Elders are the worst. Don't get me wrong, I have known some wonderful, sincere elders, who really cared, but there were others who were deviants, that only cared about power and status. My Presiding Overseer hated me with a passion. Towards my last year or so he tried everything in his power to get me DF'd, but there was nothing .... he had no evidence for anything. I went to all the meetings ... I worked FULL time, and still regular pioneered, that was 90 hours a month back then. I had 5 Bible studies. He would appoint appoint Servants and Elders those brothers he knew he could manipulate and mold into his way of thinking, or those he could mold and shape to do what he wanted. The whole body of Servants and Elders were fearful of him. I didn't care, he was just a man and if you wanted my respect, you had to earn it. I remember I had a part on the Service Meeting, about the latest magazines. The Awake was about marriage and in-laws, and I made a joke that "I found the articles helpful because as you know I'll be getting an in-law soon". I was engaged and getting married in a few months. He jumped down my throat and said "the podium was not for making jokes and need to be serious." That Sunday he gave the public talk, and you'd think he was a stand-up comic, making joes and laughing. At the end of the meeting, I went up to him and to his face called him a hypocrite. During the last 6 months on the body, I had my resignation letter in my suit pocket, just waiting for that last straw and hand it in.
During those last 6 months, I would get a call and all hours of day or night, "Brother, we need to speak with you know, come to the hall." I would get up and go to the hall at 9 or 10 pm and it was just a fishing expedition. During the School/Service meeting and Talks and Study, "apostasy" would come up, even if the subject matter had nothing to do with apostasy, it was somehow wiggled into the outline. I asked around and apparently letters and apostate books were being circulated, like CRISIS. I remember commenting that I wouldn't waste my time and money mailing books to people I knew wouldn't appreciate them.
I recall after the School and Service meeting, I was taken to the back room, another fishing expedition. I sat down, the Presiding Overseer sat in front of me, while 4 other elders stood around, one was blocking the door. I felt like the new guy in prison about to take a shower. P.O. kept harassing me, asking me the same questions, at this point, I don't even remember what it was he was asking it was so long. Each time his voice would get higher and his face would get flushed. He would scream at me and I would reply in a soft voice, which seemed to aggravate him, because he was trying to get me riled up and lose my cool, he certainly was losing his cool. He finally had enough. He got up screaming and charged at me, it took the whole body to grab him and hold him back. I never flinched, I just looked at him and smirked. Never threaten a man who no longer cares. I left the room, picked up my bag, returned to the room and handed in my resignation from the Body. In the letter I stated, that I wanted the book study out of my home, and the only support I will give is going out in Service and not to expect anything. They announced it to the congregation but made it seemed as if I was deleted, as oppose to having resigned. NO one treated me any different, they all knew.

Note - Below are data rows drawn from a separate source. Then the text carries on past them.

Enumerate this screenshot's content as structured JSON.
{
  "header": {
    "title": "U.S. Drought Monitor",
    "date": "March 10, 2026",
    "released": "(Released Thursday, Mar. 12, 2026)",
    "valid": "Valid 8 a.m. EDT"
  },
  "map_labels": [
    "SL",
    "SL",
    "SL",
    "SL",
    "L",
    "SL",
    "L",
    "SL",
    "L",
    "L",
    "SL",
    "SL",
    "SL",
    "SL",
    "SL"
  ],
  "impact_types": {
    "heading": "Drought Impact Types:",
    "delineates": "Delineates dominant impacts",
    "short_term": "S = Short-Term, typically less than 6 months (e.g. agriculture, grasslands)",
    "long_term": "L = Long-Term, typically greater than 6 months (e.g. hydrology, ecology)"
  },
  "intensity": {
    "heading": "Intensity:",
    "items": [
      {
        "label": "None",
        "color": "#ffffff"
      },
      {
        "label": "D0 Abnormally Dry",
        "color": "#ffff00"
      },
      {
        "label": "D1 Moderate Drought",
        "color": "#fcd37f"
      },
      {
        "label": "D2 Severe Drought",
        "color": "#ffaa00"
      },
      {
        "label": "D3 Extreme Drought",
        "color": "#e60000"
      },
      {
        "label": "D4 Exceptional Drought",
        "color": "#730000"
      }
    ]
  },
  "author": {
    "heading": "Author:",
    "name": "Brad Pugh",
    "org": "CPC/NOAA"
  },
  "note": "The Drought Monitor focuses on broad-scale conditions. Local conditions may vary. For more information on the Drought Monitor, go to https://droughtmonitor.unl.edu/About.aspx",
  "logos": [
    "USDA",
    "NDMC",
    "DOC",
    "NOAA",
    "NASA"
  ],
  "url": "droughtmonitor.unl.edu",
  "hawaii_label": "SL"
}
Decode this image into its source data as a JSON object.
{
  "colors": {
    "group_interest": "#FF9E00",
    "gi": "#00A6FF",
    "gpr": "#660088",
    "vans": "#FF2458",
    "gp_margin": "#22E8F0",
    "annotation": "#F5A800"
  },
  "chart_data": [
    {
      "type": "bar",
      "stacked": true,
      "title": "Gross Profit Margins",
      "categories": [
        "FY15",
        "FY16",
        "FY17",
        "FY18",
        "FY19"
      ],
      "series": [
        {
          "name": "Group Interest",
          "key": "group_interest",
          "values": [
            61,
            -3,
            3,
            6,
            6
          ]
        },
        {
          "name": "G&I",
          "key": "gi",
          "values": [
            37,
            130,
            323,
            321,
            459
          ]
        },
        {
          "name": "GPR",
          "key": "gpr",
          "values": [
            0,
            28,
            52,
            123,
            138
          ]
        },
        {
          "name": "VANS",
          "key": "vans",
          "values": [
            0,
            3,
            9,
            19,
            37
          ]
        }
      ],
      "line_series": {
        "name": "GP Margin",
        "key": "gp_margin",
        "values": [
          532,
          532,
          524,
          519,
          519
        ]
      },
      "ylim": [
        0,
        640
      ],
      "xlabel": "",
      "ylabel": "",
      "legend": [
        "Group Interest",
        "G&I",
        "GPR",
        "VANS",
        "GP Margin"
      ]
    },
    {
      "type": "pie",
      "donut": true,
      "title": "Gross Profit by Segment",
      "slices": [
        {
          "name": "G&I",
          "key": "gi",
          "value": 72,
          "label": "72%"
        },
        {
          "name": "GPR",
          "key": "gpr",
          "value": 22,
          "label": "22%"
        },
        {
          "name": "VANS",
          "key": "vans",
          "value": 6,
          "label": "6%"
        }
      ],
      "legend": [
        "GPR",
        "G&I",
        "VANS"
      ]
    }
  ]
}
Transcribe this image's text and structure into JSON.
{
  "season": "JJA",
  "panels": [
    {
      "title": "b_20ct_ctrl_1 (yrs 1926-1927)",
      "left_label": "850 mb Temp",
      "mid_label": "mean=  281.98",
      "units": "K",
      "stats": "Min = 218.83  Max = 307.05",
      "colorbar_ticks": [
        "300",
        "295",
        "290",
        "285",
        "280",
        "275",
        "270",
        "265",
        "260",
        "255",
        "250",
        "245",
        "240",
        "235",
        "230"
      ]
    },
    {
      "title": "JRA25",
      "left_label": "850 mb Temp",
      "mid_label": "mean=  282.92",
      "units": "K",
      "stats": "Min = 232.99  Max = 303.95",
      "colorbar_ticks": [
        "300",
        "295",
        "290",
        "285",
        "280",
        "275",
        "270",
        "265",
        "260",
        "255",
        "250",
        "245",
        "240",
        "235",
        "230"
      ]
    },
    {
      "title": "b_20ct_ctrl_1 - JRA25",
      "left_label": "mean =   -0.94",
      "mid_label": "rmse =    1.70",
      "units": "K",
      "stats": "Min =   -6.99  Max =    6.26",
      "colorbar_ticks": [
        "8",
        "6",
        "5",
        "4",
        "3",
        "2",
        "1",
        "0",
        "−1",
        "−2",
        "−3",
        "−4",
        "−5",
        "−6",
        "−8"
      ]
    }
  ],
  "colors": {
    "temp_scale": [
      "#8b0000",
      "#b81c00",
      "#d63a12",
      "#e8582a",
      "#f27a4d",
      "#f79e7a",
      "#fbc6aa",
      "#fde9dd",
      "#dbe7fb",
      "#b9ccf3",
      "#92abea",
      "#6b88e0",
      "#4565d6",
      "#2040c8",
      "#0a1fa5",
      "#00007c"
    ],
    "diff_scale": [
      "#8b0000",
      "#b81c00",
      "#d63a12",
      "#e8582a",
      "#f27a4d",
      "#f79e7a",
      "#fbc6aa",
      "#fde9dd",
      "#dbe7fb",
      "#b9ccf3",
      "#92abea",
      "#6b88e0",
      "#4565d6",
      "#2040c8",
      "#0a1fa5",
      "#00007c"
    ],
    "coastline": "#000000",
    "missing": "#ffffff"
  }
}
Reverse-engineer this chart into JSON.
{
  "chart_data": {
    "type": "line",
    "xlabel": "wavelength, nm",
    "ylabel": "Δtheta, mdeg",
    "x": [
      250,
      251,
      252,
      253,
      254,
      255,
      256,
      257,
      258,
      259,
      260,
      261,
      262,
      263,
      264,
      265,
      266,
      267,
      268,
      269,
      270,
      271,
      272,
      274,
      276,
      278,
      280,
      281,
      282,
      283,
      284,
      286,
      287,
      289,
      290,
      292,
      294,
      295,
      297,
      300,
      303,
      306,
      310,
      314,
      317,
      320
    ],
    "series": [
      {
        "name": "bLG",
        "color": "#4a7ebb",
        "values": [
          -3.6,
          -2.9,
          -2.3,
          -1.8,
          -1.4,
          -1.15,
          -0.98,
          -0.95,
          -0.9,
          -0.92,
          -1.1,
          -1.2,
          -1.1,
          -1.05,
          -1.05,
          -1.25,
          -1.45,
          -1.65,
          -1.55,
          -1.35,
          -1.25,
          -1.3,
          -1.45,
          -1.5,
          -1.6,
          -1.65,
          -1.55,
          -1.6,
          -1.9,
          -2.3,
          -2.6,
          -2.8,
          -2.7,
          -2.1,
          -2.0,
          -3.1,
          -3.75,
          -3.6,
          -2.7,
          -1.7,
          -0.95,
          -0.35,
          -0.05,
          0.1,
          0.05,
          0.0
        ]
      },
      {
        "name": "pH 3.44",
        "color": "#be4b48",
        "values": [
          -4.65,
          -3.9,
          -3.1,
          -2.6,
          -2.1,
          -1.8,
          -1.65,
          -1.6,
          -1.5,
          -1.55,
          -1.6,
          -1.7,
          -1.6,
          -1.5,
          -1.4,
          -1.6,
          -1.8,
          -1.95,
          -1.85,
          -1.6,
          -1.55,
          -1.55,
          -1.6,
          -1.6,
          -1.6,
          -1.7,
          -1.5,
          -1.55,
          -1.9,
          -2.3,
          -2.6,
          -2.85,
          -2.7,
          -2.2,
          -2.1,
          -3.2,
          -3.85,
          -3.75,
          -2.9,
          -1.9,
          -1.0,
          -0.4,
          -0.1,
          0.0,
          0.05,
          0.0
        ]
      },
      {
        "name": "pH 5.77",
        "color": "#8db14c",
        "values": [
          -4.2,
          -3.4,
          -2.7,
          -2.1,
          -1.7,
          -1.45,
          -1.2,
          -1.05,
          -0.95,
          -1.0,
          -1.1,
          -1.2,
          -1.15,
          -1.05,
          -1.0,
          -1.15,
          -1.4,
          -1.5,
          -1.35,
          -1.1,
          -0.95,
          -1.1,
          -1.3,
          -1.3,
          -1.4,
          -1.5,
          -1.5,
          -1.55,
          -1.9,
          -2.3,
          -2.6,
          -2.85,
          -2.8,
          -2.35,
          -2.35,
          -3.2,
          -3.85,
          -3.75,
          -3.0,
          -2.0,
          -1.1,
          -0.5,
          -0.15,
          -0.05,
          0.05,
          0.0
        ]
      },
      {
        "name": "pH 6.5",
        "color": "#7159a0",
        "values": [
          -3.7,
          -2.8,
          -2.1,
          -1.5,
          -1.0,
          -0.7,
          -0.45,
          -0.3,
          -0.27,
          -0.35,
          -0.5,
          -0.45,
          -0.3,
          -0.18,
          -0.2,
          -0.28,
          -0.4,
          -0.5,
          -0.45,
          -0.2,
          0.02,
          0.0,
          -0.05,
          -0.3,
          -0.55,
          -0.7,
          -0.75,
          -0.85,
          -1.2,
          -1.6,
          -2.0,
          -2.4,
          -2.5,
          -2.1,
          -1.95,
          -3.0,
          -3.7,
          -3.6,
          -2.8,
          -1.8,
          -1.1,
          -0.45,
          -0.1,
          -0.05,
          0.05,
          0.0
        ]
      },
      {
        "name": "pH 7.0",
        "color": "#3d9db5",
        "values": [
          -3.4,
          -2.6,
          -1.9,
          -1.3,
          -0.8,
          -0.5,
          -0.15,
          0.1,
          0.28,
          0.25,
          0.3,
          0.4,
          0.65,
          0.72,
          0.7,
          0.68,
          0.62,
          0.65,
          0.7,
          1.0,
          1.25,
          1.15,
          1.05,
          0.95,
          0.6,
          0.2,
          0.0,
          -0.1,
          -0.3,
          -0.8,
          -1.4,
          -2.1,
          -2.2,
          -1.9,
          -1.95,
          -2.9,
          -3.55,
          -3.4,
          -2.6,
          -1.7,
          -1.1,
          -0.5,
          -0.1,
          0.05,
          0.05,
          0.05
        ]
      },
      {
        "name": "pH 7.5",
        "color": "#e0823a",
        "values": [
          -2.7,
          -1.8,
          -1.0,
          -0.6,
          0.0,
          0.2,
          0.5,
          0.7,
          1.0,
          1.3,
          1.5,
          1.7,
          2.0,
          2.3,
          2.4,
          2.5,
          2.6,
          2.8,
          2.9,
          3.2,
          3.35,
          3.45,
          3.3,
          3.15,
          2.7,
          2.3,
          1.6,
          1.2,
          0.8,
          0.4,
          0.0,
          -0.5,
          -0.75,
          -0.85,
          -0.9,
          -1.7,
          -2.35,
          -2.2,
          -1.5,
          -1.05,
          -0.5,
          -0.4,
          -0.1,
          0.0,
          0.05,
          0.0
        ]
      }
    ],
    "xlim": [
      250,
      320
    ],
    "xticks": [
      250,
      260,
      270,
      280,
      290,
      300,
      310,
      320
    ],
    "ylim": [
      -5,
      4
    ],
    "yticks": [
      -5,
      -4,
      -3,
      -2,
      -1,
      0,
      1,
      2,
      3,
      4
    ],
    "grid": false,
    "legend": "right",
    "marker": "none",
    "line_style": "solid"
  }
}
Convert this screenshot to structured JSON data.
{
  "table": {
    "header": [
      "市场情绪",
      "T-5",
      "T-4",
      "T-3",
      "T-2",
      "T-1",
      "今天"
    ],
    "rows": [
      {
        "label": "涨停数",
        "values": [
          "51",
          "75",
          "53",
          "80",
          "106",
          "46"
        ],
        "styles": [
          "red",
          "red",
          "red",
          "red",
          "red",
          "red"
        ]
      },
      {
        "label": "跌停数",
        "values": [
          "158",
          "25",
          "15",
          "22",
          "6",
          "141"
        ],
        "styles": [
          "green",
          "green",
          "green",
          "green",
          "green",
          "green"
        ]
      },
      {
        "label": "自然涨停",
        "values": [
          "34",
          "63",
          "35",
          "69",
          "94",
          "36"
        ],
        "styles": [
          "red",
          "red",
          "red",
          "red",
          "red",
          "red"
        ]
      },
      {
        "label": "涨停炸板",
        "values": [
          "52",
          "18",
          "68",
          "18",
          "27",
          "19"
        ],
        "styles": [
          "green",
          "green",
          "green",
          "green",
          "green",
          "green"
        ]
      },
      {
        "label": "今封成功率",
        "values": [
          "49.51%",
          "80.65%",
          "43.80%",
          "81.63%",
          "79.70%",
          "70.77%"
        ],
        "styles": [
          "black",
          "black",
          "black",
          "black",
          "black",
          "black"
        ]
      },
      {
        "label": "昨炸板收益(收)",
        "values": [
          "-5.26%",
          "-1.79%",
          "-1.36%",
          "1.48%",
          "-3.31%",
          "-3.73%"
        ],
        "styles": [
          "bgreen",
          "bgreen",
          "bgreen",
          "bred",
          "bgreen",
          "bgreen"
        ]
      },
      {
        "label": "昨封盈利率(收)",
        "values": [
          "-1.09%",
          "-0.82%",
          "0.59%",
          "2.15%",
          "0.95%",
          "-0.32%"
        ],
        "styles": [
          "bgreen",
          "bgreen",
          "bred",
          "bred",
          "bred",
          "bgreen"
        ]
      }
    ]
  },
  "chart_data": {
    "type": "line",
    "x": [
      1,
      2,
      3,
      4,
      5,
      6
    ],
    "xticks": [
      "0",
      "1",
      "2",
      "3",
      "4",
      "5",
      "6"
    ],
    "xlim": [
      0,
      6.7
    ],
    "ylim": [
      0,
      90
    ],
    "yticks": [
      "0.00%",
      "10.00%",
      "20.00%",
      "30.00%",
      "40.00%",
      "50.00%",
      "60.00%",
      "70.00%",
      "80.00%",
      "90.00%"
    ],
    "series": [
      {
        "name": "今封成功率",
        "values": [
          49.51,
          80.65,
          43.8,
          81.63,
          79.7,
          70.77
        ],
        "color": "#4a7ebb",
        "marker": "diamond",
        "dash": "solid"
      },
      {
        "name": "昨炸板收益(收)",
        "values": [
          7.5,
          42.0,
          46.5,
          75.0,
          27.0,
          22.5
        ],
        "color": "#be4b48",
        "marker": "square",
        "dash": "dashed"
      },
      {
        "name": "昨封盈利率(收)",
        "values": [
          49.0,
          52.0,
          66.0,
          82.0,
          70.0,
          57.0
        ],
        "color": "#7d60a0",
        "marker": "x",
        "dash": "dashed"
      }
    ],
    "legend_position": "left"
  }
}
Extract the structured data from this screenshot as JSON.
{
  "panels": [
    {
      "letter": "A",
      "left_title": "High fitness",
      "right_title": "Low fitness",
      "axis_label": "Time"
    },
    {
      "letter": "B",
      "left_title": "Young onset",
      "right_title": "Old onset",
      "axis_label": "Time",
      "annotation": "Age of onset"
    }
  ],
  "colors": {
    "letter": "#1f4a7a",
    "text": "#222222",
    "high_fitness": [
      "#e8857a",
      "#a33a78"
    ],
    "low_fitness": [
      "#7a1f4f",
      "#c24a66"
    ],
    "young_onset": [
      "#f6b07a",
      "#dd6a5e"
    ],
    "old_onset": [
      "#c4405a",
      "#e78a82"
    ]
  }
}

I remember at the Sunday meetings, when the Watchtower study was about to begin, one of the elders tapped me on the shoulder and motioned me to the back, I followed and he extended the microphone to me, I put my hands up and said "no, I don't do that anymore", he smirked as I returned to my seat.
It was funny, because my wife and I would sit up front, and listen to the talks and studies, and we would share contradicting scriptures with each other, pointing to the paragraphs. Honestly, I enjoyed messing with them, because I was in a state that I didn't care anymore. So they couldn't put the fear in me.